Convex Hull

I don't know how do mathematicians define a Convex Hull, but informally, the (planar) convex hull of a set of point on the plain is defined as the smallest convex polygon that includes all the points. If you think about it, the verteces of such polygon will have to be in the given set, and the convex hull will be unique (if we add the restriction that no three consecutive vertecs of the resulting hull can be on the same line. Which is not much of a "restriction", because if they are, we just simply remove the middle point of the three and voila!) So, the problem becomes finding the smallest area, convex polygon one can construct with the vertices from the set that encompasses all the given points. Finding a convex hull is an interesting problem by itself, and quite useful in many other planar geometry and pattern recognition problems.

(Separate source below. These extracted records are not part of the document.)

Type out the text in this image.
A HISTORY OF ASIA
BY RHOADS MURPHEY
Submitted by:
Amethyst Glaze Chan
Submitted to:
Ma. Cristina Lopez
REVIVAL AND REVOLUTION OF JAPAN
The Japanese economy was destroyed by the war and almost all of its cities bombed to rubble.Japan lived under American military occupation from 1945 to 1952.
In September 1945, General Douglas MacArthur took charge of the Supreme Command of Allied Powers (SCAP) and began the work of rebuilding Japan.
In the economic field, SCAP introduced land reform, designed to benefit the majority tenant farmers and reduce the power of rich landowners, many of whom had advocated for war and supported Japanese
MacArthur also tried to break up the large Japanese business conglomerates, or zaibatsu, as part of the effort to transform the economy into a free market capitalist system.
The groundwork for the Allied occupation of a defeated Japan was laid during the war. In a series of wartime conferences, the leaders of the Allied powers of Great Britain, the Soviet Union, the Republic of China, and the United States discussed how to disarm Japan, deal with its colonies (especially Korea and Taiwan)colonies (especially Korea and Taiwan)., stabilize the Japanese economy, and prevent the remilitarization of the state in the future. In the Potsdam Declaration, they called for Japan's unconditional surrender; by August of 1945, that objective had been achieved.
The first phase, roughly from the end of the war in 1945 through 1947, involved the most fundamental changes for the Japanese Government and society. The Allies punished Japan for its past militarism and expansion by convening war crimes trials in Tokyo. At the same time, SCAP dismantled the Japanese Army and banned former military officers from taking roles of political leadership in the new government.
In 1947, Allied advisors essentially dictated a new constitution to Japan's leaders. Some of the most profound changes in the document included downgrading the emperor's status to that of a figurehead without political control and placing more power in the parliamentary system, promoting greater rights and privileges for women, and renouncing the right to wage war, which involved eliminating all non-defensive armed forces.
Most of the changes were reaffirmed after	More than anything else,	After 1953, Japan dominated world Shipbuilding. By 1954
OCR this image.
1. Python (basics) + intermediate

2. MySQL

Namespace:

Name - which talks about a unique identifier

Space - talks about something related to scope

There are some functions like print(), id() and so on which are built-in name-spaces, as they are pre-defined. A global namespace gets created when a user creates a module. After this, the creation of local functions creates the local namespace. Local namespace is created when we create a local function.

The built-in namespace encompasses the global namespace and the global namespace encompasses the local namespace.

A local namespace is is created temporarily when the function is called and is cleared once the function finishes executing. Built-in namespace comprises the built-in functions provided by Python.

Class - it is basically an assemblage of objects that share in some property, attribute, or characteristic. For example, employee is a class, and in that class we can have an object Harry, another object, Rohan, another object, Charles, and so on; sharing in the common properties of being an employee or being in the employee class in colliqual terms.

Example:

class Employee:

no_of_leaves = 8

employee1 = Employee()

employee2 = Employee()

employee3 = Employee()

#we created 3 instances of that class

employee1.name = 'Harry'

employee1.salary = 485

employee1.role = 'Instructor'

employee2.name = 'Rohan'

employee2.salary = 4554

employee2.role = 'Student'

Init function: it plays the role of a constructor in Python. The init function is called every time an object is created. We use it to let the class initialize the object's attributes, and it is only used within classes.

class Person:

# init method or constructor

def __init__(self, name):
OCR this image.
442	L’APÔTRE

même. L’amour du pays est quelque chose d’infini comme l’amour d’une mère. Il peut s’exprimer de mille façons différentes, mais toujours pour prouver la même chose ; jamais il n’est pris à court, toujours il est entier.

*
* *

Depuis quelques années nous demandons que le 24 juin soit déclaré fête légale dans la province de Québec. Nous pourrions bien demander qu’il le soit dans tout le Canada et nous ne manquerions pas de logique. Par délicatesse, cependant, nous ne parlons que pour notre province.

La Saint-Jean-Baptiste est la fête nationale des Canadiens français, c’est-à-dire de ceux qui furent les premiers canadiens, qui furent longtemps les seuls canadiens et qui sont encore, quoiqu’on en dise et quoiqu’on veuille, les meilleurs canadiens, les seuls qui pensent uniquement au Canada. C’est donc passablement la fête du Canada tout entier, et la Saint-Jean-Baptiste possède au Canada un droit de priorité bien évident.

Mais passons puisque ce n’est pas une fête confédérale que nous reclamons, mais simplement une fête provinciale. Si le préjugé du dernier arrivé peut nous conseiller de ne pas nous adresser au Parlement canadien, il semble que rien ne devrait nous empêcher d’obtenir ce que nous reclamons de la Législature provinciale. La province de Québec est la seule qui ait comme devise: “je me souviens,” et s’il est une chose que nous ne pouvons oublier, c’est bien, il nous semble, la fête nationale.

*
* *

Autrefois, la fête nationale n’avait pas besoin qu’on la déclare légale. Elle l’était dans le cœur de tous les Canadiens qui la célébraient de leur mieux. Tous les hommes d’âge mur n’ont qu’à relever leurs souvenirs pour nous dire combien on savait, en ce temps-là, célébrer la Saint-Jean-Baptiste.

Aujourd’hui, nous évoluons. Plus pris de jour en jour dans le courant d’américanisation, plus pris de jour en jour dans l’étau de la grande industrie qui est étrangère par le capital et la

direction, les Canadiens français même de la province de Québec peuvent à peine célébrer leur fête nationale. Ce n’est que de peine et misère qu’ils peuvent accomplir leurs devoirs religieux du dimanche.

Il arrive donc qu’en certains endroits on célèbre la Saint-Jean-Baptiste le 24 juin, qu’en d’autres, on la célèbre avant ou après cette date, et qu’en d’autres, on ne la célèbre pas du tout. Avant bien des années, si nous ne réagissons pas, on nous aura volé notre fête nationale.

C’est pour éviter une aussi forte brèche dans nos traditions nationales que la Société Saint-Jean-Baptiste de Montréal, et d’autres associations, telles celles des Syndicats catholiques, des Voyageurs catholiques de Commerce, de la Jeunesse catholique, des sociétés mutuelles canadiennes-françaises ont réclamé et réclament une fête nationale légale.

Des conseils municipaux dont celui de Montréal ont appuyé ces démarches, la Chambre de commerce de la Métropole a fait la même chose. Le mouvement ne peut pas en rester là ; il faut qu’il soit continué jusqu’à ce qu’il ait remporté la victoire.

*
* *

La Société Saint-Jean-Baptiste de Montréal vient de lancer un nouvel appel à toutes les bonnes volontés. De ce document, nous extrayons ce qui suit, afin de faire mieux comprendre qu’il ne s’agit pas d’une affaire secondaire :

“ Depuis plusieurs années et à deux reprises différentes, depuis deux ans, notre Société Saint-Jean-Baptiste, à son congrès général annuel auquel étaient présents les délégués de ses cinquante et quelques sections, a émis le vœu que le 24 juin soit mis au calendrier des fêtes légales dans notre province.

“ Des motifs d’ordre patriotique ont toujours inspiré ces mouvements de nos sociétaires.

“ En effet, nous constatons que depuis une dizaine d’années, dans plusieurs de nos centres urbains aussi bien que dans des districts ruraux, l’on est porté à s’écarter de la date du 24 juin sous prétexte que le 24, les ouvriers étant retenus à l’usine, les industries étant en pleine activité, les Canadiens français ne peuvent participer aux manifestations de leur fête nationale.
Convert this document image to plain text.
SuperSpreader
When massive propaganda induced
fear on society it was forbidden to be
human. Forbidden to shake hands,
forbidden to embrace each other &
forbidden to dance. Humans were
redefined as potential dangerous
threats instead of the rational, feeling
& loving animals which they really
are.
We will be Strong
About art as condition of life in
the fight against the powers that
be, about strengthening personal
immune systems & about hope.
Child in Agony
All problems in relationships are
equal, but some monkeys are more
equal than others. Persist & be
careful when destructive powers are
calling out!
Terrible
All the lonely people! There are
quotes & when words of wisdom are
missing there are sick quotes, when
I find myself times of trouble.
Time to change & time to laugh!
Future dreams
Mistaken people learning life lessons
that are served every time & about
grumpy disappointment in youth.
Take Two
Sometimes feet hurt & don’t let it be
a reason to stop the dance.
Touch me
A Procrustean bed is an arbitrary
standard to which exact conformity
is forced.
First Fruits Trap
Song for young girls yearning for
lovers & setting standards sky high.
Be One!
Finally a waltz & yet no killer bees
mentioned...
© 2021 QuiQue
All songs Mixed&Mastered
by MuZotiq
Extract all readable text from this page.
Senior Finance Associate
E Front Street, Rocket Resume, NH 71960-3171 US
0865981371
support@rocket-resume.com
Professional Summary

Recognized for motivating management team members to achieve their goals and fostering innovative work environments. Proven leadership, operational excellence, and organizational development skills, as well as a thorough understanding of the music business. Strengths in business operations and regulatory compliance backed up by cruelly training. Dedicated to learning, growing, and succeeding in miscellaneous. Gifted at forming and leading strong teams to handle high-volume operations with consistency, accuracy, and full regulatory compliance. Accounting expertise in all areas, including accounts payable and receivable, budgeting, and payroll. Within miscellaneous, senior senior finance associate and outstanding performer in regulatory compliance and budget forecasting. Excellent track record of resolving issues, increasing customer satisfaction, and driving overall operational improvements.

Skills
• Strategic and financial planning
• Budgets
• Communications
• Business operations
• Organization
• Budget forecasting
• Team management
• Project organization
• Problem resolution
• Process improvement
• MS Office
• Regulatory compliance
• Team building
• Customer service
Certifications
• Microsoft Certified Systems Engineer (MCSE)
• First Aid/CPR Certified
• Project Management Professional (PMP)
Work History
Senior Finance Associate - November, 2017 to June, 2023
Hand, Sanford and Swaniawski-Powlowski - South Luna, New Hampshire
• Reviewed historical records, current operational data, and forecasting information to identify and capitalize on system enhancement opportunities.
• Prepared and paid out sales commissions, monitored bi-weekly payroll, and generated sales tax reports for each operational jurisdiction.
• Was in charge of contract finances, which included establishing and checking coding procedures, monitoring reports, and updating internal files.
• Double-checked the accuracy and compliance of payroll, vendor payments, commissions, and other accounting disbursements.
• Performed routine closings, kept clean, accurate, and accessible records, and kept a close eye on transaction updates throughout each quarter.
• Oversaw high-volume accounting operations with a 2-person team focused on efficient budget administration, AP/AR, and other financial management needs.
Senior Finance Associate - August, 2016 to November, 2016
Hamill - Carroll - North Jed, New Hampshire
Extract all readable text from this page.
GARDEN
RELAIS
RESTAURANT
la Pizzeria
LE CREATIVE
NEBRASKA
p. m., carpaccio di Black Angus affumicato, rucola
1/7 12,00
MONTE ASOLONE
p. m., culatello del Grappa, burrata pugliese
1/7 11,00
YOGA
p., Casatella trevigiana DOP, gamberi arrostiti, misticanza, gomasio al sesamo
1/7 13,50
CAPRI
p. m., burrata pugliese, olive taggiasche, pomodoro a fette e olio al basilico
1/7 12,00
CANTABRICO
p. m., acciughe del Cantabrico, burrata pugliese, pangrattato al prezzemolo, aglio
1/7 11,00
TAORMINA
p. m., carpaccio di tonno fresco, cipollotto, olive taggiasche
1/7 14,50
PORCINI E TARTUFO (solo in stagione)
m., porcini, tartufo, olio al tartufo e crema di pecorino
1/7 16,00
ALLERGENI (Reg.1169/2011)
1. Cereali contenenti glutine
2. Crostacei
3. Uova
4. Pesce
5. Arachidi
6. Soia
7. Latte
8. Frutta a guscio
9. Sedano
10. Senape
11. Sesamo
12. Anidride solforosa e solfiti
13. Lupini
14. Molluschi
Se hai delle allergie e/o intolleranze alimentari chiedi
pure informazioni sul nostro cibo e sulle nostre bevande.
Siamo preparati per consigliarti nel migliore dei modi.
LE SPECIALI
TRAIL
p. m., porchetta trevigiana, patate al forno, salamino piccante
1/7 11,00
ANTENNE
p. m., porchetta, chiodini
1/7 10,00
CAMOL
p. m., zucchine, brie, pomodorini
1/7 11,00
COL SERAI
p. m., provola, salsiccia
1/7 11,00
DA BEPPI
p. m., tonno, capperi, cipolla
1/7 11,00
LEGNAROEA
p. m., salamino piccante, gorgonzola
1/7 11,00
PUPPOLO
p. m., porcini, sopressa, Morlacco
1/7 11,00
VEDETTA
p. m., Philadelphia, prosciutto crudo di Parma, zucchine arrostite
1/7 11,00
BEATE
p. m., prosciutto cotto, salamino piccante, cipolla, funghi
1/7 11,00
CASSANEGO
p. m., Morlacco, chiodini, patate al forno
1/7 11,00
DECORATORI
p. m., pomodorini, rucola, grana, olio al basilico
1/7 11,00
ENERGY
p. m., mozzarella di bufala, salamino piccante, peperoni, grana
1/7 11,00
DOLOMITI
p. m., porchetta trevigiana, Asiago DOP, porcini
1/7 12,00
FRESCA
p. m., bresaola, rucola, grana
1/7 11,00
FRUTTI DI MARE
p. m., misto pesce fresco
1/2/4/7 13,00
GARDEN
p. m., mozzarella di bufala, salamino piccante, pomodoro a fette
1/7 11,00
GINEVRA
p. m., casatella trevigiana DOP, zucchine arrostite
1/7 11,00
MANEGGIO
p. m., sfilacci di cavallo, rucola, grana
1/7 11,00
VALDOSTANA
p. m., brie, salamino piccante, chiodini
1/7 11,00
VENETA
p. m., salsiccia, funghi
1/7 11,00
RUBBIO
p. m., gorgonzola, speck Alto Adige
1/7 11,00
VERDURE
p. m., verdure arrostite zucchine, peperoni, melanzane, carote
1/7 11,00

Now, many algorithms exist for finding the convex hull efficiently but not too simple (except the divide and conquer one which I'm not going to go into here.) When it comes to implementing, most people may try the naive O(n2), which is not easy to get right in one go (if you're that kind of person who tries that and gets it right in the first try, leave my weblog immidiately. I can't stand people better than I here!) The other easy-to-comprehend-but-hard-to-implement method is "Graham's Scan", but that needs a special and none-trivial sort. Graham's Scan runs in O(n log n). The method I'm going to discuss here is a O(n log n), and easy to implement algorithm. I first saw it in a Python book, the title of which I can't remember. It starts with a straightforward sorting of the points, based on the X coordinate then the Y coordinate. Then, we'll start from the leftmost point (least X) and work our way to the rightmost point, maintaining two lists of points. One is the botton run of the points between the min- and max-X points, and the other is the top run. Here's C++ code that implements the algorithm:

#define TURN_DIR(p1,p2,p3)  (p1.x * p2.y - p1.y * p2.x + \
                             p2.x * p3.y - p2.y * p3.x + \
                             p3.x * p1.y - p3.y * p1.x)
#define LAST(cntnr)         (cntnr).back()
#define BEFORE_LAST(cntnr)  (cntnr)[(cntnr).size() - 2]

vector<Point> ConvexHull (vector<Point> & pts)
{
    sort (pts.begin(), pts.end());

    vector<Point> lower, upper;
    for (unsigned i = 0; i < pts.size(); ++i)
    {
        while (lower.size() >= 2 &&
         TURN_DIR(BEFORE_LAST(lower), LAST(lower), pts[i]) <= 0
        )
            lower.pop_back ();
        while (upper.size() >= 2 &&
         TURN_DIR(BEFORE_LAST(upper), LAST(upper), pts[i]) >= 0
        )
            upper.pop_back ();

        lower.push_back (pts[i]); upper.push_back (pts[i]);
    }

    lower.insert (lower.end(), upper.rbegin() + 1, upper.rend() - 1);
    return lower;
}

You should be able to make sense of this code without much difficulty, but be warned, I changed my implemented code to put it here, and I have not tested it (my data structures for points and for return values were different, and I removed the comments! >:-) ) So use at your own risk. Now, the challenge is this. Can you make it shorter? (It's possible to use recursion to do so, I think.)